Fear and uncertainty can be motivating, but more often they’re just distracting. If you don’t work to clarify the situation, others may try to fill the void. Rumors blossom in ambiguity.
Don’t leave your employees wondering. If you don’t have all the answers, be honest about that.
But always say what you do know. And be willing to admit what might be necessary, as well as what situations could cause those actions to be necessary.
For example, say you’re cutting work hours by 10% and an employee asks if further cuts might be necessary.
Your response could be, “I certainly hope not. But quite frankly, if our revenue drops by another 20%, then yes, we might have to reduce hours even more. That’s why I’m going to do everything I can to service our existing customers and find new customers—and if you have any ideas, please come to me.”
While that may not be what your employees want to hear, that’s what they need to hear.
8. Make sure everyone knows they can speak with you individually.
Yes, you’re busy. Yes, you have a business to run, and possibly save. But some of your employees, even if they’re not materially affected by changes, will still want to talk. They’ll want to express their concerns, share their fears, or seek reassurance.
And don’t try to “solve” every problem or concern. Sometimes all people need, especially during a crisis, is to be heard.
No matter how busy you are, it’s your job to listen.

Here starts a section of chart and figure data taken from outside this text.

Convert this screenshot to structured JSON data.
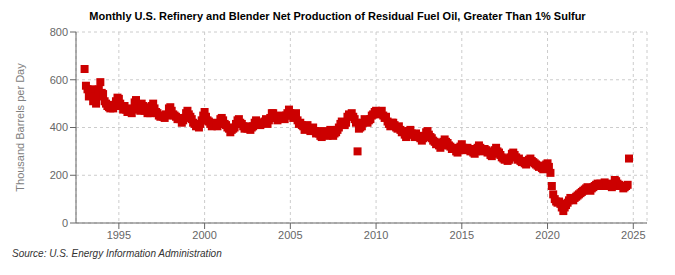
{
  "chart_data": {
    "type": "scatter",
    "title": "Monthly U.S. Refinery and Blender Net Production of Residual Fuel Oil, Greater Than 1% Sulfur",
    "ylabel": "Thousand Barrels per Day",
    "annotations": [
      "Source: U.S. Energy Information Administration"
    ],
    "color": "#cc0000",
    "marker": "square",
    "grid": true,
    "xlim": [
      1992.5,
      2025.8
    ],
    "xticks": [
      1995,
      2000,
      2005,
      2010,
      2015,
      2020,
      2025
    ],
    "ylim": [
      0,
      800
    ],
    "yticks": [
      0,
      200,
      400,
      600,
      800
    ],
    "x": [
      1993.0,
      1993.08,
      1993.17,
      1993.25,
      1993.33,
      1993.42,
      1993.5,
      1993.58,
      1993.67,
      1993.75,
      1993.83,
      1993.92,
      1994.0,
      1994.08,
      1994.17,
      1994.25,
      1994.33,
      1994.42,
      1994.5,
      1994.58,
      1994.67,
      1994.75,
      1994.83,
      1994.92,
      1995.0,
      1995.08,
      1995.17,
      1995.25,
      1995.33,
      1995.42,
      1995.5,
      1995.58,
      1995.67,
      1995.75,
      1995.83,
      1995.92,
      1996.0,
      1996.08,
      1996.17,
      1996.25,
      1996.33,
      1996.42,
      1996.5,
      1996.58,
      1996.67,
      1996.75,
      1996.83,
      1996.92,
      1997.0,
      1997.08,
      1997.17,
      1997.25,
      1997.33,
      1997.42,
      1997.5,
      1997.58,
      1997.67,
      1997.75,
      1997.83,
      1997.92,
      1998.0,
      1998.08,
      1998.17,
      1998.25,
      1998.33,
      1998.42,
      1998.5,
      1998.58,
      1998.67,
      1998.75,
      1998.83,
      1998.92,
      1999.0,
      1999.08,
      1999.17,
      1999.25,
      1999.33,
      1999.42,
      1999.5,
      1999.58,
      1999.67,
      1999.75,
      1999.83,
      1999.92,
      2000.0,
      2000.08,
      2000.17,
      2000.25,
      2000.33,
      2000.42,
      2000.5,
      2000.58,
      2000.67,
      2000.75,
      2000.83,
      2000.92,
      2001.0,
      2001.08,
      2001.17,
      2001.25,
      2001.33,
      2001.42,
      2001.5,
      2001.58,
      2001.67,
      2001.75,
      2001.83,
      2001.92,
      2002.0,
      2002.08,
      2002.17,
      2002.25,
      2002.33,
      2002.42,
      2002.5,
      2002.58,
      2002.67,
      2002.75,
      2002.83,
      2002.92,
      2003.0,
      2003.08,
      2003.17,
      2003.25,
      2003.33,
      2003.42,
      2003.5,
      2003.58,
      2003.67,
      2003.75,
      2003.83,
      2003.92,
      2004.0,
      2004.08,
      2004.17,
      2004.25,
      2004.33,
      2004.42,
      2004.5,
      2004.58,
      2004.67,
      2004.75,
      2004.83,
      2004.92,
      2005.0,
      2005.08,
      2005.17,
      2005.25,
      2005.33,
      2005.42,
      2005.5,
      2005.58,
      2005.67,
      2005.75,
      2005.83,
      2005.92,
      2006.0,
      2006.08,
      2006.17,
      2006.25,
      2006.33,
      2006.42,
      2006.5,
      2006.58,
      2006.67,
      2006.75,
      2006.83,
      2006.92,
      2007.0,
      2007.08,
      2007.17,
      2007.25,
      2007.33,
      2007.42,
      2007.5,
      2007.58,
      2007.67,
      2007.75,
      2007.83,
      2007.92,
      2008.0,
      2008.08,
      2008.17,
      2008.25,
      2008.33,
      2008.42,
      2008.5,
      2008.58,
      2008.67,
      2008.75,
      2008.83,
      2008.92,
      2009.0,
      2009.08,
      2009.17,
      2009.25,
      2009.33,
      2009.42,
      2009.5,
      2009.58,
      2009.67,
      2009.75,
      2009.83,
      2009.92,
      2010.0,
      2010.08,
      2010.17,
      2010.25,
      2010.33,
      2010.42,
      2010.5,
      2010.58,
      2010.67,
      2010.75,
      2010.83,
      2010.92,
      2011.0,
      2011.08,
      2011.17,
      2011.25,
      2011.33,
      2011.42,
      2011.5,
      2011.58,
      2011.67,
      2011.75,
      2011.83,
      2011.92,
      2012.0,
      2012.08,
      2012.17,
      2012.25,
      2012.33,
      2012.42,
      2012.5,
      2012.58,
      2012.67,
      2012.75,
      2012.83,
      2012.92,
      2013.0,
      2013.08,
      2013.17,
      2013.25,
      2013.33,
      2013.42,
      2013.5,
      2013.58,
      2013.67,
      2013.75,
      2013.83,
      2013.92,
      2014.0,
      2014.08,
      2014.17,
      2014.25,
      2014.33,
      2014.42,
      2014.5,
      2014.58,
      2014.67,
      2014.75,
      2014.83,
      2014.92,
      2015.0,
      2015.08,
      2015.17,
      2015.25,
      2015.33,
      2015.42,
      2015.5,
      2015.58,
      2015.67,
      2015.75,
      2015.83,
      2015.92,
      2016.0,
      2016.08,
      2016.17,
      2016.25,
      2016.33,
      2016.42,
      2016.5,
      2016.58,
      2016.67,
      2016.75,
      2016.83,
      2016.92,
      2017.0,
      2017.08,
      2017.17,
      2017.25,
      2017.33,
      2017.42,
      2017.5,
      2017.58,
      2017.67,
      2017.75,
      2017.83,
      2017.92,
      2018.0,
      2018.08,
      2018.17,
      2018.25,
      2018.33,
      2018.42,
      2018.5,
      2018.58,
      2018.67,
      2018.75,
      2018.83,
      2018.92,
      2019.0,
      2019.08,
      2019.17,
      2019.25,
      2019.33,
      2019.42,
      2019.5,
      2019.58,
      2019.67,
      2019.75,
      2019.83,
      2019.92,
      2020.0,
      2020.08,
      2020.17,
      2020.25,
      2020.33,
      2020.42,
      2020.5,
      2020.58,
      2020.67,
      2020.75,
      2020.83,
      2020.92,
      2021.0,
      2021.08,
      2021.17,
      2021.25,
      2021.33,
      2021.42,
      2021.5,
      2021.58,
      2021.67,
      2021.75,
      2021.83,
      2021.92,
      2022.0,
      2022.08,
      2022.17,
      2022.25,
      2022.33,
      2022.42,
      2022.5,
      2022.58,
      2022.67,
      2022.75,
      2022.83,
      2022.92,
      2023.0,
      2023.08,
      2023.17,
      2023.25,
      2023.33,
      2023.42,
      2023.5,
      2023.58,
      2023.67,
      2023.75,
      2023.83,
      2023.92,
      2024.0,
      2024.08,
      2024.17,
      2024.25,
      2024.33,
      2024.42,
      2024.5,
      2024.58,
      2024.67,
      2024.75
    ],
    "values": [
      645,
      575,
      560,
      530,
      540,
      560,
      510,
      530,
      500,
      530,
      560,
      590,
      545,
      540,
      510,
      500,
      490,
      485,
      480,
      495,
      480,
      490,
      510,
      525,
      520,
      500,
      490,
      475,
      490,
      475,
      465,
      480,
      470,
      460,
      475,
      505,
      515,
      495,
      480,
      470,
      500,
      490,
      470,
      485,
      460,
      465,
      460,
      490,
      500,
      480,
      465,
      460,
      450,
      445,
      450,
      445,
      440,
      455,
      450,
      480,
      485,
      470,
      455,
      450,
      445,
      435,
      440,
      435,
      420,
      430,
      440,
      460,
      470,
      455,
      445,
      435,
      420,
      415,
      405,
      410,
      400,
      415,
      430,
      450,
      465,
      445,
      430,
      425,
      415,
      405,
      415,
      420,
      410,
      405,
      415,
      435,
      440,
      430,
      415,
      410,
      400,
      395,
      380,
      390,
      395,
      400,
      415,
      430,
      435,
      420,
      415,
      405,
      395,
      400,
      395,
      405,
      390,
      400,
      405,
      420,
      430,
      415,
      420,
      410,
      420,
      420,
      425,
      435,
      415,
      430,
      440,
      460,
      460,
      445,
      440,
      430,
      440,
      450,
      440,
      445,
      435,
      450,
      460,
      475,
      460,
      450,
      440,
      450,
      460,
      430,
      415,
      420,
      410,
      405,
      390,
      405,
      410,
      395,
      385,
      390,
      400,
      385,
      375,
      385,
      375,
      365,
      360,
      370,
      385,
      370,
      365,
      380,
      390,
      375,
      365,
      375,
      380,
      390,
      400,
      415,
      425,
      415,
      410,
      420,
      445,
      455,
      450,
      460,
      445,
      435,
      420,
      300,
      395,
      400,
      405,
      420,
      435,
      425,
      420,
      430,
      435,
      450,
      455,
      465,
      470,
      460,
      455,
      460,
      470,
      450,
      440,
      445,
      425,
      415,
      405,
      420,
      420,
      410,
      400,
      395,
      405,
      390,
      380,
      385,
      370,
      360,
      370,
      385,
      390,
      375,
      370,
      360,
      375,
      365,
      360,
      355,
      345,
      355,
      365,
      380,
      385,
      370,
      360,
      355,
      345,
      340,
      330,
      335,
      325,
      315,
      325,
      340,
      350,
      340,
      335,
      325,
      320,
      310,
      315,
      310,
      300,
      295,
      305,
      320,
      330,
      315,
      310,
      305,
      315,
      310,
      300,
      310,
      295,
      290,
      300,
      315,
      325,
      315,
      305,
      300,
      310,
      305,
      295,
      300,
      285,
      280,
      290,
      305,
      315,
      300,
      295,
      285,
      275,
      270,
      265,
      270,
      260,
      265,
      275,
      290,
      295,
      285,
      275,
      265,
      270,
      260,
      255,
      260,
      250,
      245,
      255,
      265,
      270,
      260,
      255,
      250,
      245,
      240,
      235,
      240,
      230,
      225,
      235,
      245,
      250,
      235,
      210,
      155,
      120,
      100,
      90,
      85,
      90,
      80,
      65,
      50,
      65,
      75,
      85,
      95,
      105,
      100,
      95,
      105,
      110,
      115,
      120,
      125,
      130,
      135,
      140,
      145,
      150,
      140,
      135,
      145,
      150,
      155,
      160,
      165,
      160,
      165,
      155,
      160,
      170,
      160,
      155,
      160,
      165,
      150,
      155,
      180,
      175,
      165,
      160,
      155,
      155,
      145,
      150,
      155,
      160,
      270
    ]
  }
}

9. Clearly state your commitment.
Reinforce the fact that you’re worried about the same things as your employees, both professionally and personally. Commit to focusing your time, thoughts, and actions on dealing with the emergency your business currently faces.
Don’t be afraid to let a little emotion show. Be professional, yet also be human. While professionalism is admirable, professionalism mixed with a touch of humanity is inspiring.
Whatever emergency your business might face, you’re all in it together.
But your employees will not truly care about the future of your business unless you first show you genuinely care about them.